I follow blogs of several other camera-collecting photographers and I get the sense that they all process their photographs in Photoshop or some other image-editing software.
I feel like I run a little against that grain because I use such software sparingly. I’m not opposed to processing; I can see how it is a tool for achieving an artistic vision.
But I shoot my old film cameras mostly for the experience of it. I just want to see what turns out, how the camera responds to the light and my composition. I realize that film, processing, and scanning play a large role in that, so last year I began trying to be consistent with these things. I stick to the same films, the same processing, and the same scanning so that the camera and lens are the variables. (Unfortunately, I have to choose a new processor as the one I was using got out of the business.) When I do use software to manipulate images from my film cameras, it’s mostly to crop or straighten them.
I’m more likely to manipulate the images that come from my digital cameras, adjusting color, brightness, contrast, and sharpness. I tweak subtly, enhancing it to match what I saw that made me want to shoot the scene. I barely know what I’m doing with these tools, not because I find software hard to use, but because I have much to learn about photography as art. Still, I recognize which tweaks please me and which don’t. I save the former and pitch the latter.
This is one of my favorite road-trip photos. Believe it or not, this is the original alignment of US 36 in Parke County, Indiana. When the US highway system was founded in 1927 it was largely routed along existing roads, paved or not. When the state got around to paving US 36, it straightened and moved the highway in this area, leaving this original alignment behind. I visited this spot in 2007 and shot this photo. This is exactly how it came out of my Kodak EasyShare Z730. (Click here to see it larger.)
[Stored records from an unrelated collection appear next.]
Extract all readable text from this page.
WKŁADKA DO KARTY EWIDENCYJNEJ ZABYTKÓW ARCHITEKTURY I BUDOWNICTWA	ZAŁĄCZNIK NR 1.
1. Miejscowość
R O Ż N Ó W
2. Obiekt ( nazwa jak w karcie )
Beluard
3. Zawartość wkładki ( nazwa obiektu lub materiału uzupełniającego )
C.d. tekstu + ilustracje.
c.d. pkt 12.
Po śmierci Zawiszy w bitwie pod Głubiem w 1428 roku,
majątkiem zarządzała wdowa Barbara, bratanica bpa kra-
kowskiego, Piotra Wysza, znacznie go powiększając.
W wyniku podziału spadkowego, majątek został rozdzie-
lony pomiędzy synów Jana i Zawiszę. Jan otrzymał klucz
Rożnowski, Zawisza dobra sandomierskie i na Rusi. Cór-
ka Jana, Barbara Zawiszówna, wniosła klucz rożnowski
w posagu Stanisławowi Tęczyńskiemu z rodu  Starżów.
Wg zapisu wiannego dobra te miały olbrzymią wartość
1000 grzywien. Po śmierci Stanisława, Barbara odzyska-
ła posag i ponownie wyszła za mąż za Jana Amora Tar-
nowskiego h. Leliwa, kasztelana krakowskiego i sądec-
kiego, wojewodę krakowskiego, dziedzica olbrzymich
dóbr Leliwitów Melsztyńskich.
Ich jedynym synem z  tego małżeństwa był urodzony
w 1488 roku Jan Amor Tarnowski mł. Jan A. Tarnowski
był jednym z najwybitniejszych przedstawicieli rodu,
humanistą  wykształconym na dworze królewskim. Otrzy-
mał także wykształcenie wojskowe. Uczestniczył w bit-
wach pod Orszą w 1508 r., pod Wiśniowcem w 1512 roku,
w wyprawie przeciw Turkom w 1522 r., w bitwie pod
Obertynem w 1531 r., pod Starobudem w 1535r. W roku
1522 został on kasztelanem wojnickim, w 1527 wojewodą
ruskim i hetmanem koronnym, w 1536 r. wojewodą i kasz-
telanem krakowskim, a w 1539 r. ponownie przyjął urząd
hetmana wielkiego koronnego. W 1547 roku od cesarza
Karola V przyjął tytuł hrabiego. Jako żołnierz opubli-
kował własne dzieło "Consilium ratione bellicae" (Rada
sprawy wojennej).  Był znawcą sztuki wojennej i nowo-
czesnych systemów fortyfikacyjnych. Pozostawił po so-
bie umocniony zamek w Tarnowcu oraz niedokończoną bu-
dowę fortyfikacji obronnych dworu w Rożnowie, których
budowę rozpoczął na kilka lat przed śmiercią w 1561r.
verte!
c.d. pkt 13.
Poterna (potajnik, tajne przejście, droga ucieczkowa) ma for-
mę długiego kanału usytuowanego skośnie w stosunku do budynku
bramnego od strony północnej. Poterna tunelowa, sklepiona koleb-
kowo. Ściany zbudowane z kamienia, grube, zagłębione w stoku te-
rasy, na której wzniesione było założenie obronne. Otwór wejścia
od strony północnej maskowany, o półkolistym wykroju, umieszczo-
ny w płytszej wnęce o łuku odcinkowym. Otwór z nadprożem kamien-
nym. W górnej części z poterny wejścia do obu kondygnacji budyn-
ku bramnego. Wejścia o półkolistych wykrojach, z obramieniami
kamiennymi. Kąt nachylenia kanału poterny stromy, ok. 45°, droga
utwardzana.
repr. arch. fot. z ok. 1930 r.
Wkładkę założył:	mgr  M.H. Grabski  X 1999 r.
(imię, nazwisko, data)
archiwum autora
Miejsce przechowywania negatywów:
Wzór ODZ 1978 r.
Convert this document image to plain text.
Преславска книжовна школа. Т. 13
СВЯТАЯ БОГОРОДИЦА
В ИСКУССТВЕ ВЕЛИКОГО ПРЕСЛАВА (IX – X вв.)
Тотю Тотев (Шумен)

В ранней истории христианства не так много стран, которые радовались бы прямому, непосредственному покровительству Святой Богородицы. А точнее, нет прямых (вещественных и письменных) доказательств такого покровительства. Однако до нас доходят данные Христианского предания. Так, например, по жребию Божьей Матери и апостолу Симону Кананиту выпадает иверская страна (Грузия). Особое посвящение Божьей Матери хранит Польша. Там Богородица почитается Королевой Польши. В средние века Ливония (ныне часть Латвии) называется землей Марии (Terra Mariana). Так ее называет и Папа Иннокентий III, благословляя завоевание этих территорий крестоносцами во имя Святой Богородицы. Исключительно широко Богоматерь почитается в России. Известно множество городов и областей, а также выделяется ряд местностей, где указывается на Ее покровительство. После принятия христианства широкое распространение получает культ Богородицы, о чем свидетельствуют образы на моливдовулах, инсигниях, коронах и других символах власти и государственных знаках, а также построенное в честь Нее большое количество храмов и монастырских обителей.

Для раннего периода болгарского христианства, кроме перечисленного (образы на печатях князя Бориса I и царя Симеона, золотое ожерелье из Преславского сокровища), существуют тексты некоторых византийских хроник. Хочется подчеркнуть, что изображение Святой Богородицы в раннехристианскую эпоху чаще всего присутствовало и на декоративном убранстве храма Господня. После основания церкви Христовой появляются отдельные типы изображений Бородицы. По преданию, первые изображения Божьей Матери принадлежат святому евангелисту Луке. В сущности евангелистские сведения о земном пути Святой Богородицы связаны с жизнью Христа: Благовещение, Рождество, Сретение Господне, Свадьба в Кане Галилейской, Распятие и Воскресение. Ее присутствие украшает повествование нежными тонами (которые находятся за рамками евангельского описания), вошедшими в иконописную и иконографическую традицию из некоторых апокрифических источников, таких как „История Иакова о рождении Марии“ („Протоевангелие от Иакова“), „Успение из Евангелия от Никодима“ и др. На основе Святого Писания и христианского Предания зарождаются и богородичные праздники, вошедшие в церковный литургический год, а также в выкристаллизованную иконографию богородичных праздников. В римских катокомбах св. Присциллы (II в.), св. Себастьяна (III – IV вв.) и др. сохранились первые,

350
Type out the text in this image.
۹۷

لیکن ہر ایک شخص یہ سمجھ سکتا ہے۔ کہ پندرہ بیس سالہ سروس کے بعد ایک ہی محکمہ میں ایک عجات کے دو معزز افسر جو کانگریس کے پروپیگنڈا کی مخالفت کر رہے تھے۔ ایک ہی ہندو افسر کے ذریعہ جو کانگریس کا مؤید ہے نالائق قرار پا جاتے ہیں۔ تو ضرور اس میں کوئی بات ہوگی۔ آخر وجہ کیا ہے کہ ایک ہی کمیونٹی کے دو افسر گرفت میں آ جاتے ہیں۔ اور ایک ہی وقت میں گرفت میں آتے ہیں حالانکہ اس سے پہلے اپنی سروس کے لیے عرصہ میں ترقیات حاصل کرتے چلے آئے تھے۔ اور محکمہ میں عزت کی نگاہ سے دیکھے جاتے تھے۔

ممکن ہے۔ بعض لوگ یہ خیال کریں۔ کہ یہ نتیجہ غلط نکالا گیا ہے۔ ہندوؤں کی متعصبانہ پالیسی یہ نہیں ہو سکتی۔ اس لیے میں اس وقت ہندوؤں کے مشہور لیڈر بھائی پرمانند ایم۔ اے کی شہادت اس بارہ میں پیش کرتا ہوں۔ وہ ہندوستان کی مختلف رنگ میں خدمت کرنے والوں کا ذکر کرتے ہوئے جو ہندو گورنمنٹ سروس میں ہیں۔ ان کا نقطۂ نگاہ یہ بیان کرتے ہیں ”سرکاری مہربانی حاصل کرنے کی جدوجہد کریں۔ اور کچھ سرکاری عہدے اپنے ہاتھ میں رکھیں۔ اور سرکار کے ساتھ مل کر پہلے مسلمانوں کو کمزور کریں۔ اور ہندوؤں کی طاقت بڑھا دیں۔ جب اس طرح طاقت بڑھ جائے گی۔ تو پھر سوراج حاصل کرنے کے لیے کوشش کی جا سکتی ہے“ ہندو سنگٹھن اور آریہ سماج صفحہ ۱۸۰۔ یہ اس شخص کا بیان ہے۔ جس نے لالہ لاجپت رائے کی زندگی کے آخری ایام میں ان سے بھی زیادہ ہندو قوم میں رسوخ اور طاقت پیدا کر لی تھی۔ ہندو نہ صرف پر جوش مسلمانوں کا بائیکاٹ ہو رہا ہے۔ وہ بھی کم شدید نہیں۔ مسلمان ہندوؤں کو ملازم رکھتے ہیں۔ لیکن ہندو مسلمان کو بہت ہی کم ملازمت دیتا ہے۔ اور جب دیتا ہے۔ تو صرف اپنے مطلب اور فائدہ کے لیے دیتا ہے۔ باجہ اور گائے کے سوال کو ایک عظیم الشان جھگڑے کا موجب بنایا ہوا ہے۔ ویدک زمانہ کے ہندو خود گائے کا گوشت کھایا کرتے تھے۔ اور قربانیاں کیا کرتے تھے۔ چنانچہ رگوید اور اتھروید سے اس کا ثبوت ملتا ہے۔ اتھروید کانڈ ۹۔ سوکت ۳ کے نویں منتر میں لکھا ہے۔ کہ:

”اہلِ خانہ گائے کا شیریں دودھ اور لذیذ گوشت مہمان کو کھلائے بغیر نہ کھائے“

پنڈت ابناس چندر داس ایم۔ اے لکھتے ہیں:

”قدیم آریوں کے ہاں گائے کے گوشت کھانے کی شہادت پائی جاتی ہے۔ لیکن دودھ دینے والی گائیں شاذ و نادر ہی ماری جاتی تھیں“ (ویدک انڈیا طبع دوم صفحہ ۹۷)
I love this photograph. Some of my feelings for it come from the memory of that trip and my excitement over this discovery. But I also love this photo because the road, the light spot where the trees part, and the Bridge Out sign all guide the eye to the center of the image. And I can’t get over how deeply, vividly green the scene is, with that shock of tan dirt road, the battered red Stop sign, and the lurking red house. I love this photograph so much that I printed and framed it. It hangs prominently in my home.
The other day a copy of Photoshop Elements found its way into my hands, and I spent some time trying its tools on various photos. I had this photo open when I tried the Auto Smart Fix tool. I was astonished by how it affected the image. (Click here to see it larger. You can compare the two photos better at larger sizes.)
The processed photo immediately seemed more realistic to me than the original. The vivid but monolithic green gave way to varied shades, which created greater texture in the image and, I realized, reflects nature’s actual variety of color. I doubted the original photo’s accuracy. But then I wondered if I can even judge realism in this image. It’s been five years since that road trip. My memory of the scene’s actual color and texture at that moment would have faded anyway – but the original photograph had actually become my memory. (I distinctly remember nearly backing my car into the ditch as I turned it around on this narrow road, however.) I reeled in these realizations.
I had always thought that a photograph was a record, a factual statement. But no; a photograph is just a perspective. And clearly a photograph’s perspective can become my reality.